In return, I have been given countless opportunities to discover what life is really like outside of a small rural and remote country town located in Queensland, Australia and the lengths it would take to remove yourself from a relationship and learn to re-walk on your own. These four years have seen me cross off places of interest, board trains, cars, bikes and planes for various activities and the prospect of being given a graduate nurse placement for 2017.

Only to deal with the heart attack of being told that I was unsuccessful, that I was sometimes too emotionally involved with patients and I needed to discover ways on how to ‘stop being me to a certain degree’ and start thinking and formulating a plan of action for my life as a Registered Nurse.

As I walked out of that hospital for the very last time as a student nurse after watching a surgical procedure being done and helping a surgeon, I felt a sense in pride while wearing my QUT School of Nursing navy shirt, black skirt and no-nonsense black shoes.

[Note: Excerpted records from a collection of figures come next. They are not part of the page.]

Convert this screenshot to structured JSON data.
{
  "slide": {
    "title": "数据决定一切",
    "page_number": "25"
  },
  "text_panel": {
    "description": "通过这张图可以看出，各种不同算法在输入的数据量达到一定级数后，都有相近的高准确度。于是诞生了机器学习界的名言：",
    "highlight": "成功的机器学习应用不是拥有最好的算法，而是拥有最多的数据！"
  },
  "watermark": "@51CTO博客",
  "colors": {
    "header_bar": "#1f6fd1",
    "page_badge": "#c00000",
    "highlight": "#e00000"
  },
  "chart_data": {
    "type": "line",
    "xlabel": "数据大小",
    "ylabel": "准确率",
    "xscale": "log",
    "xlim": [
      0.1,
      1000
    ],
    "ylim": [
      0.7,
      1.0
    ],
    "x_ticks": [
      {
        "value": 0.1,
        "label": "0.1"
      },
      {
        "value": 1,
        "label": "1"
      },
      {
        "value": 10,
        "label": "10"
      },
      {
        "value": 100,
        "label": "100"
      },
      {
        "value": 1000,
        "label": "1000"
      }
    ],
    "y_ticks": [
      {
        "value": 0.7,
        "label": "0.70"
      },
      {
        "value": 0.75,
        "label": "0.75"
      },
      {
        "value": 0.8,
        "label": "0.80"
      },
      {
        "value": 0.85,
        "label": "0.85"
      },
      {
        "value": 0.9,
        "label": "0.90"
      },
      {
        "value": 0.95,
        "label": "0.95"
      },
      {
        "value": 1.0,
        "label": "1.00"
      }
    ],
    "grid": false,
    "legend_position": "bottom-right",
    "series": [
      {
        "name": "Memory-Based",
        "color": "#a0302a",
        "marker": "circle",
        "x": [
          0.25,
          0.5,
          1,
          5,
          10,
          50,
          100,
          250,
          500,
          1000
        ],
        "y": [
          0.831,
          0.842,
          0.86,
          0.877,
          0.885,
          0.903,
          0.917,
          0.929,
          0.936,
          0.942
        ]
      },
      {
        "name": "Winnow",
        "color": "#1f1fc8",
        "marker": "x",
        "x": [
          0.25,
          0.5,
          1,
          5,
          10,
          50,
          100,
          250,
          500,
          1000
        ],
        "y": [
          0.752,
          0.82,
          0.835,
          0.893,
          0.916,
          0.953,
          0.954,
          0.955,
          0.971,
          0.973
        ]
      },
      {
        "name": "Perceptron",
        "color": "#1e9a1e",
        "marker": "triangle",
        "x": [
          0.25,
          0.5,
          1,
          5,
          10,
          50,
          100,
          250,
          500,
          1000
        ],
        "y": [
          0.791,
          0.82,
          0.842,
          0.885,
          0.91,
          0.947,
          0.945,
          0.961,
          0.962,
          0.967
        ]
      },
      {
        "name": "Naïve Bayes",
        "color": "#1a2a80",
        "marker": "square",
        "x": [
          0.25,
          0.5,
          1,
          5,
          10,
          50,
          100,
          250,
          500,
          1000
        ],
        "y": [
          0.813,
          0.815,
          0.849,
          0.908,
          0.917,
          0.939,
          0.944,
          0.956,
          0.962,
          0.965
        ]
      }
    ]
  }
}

It wasn’t my nursing uniform or the fact I had crossed my two preferences of interest off and that being cardiothoracic and peri-op that held my sense of pride. Rather, my pride stemmed from the knowledge that when I felt like things were incredibly rough and tough, I somehow found the strength to pick myself up off the floor, dust off the dust that had collected on my clothes whilst giving myself a stern, motherly lecture before applying a coat of red lipstick.


So as we take a minute to stare at two completely different photos of the same person, these are just some of the many thoughts I had in the last moments of reality.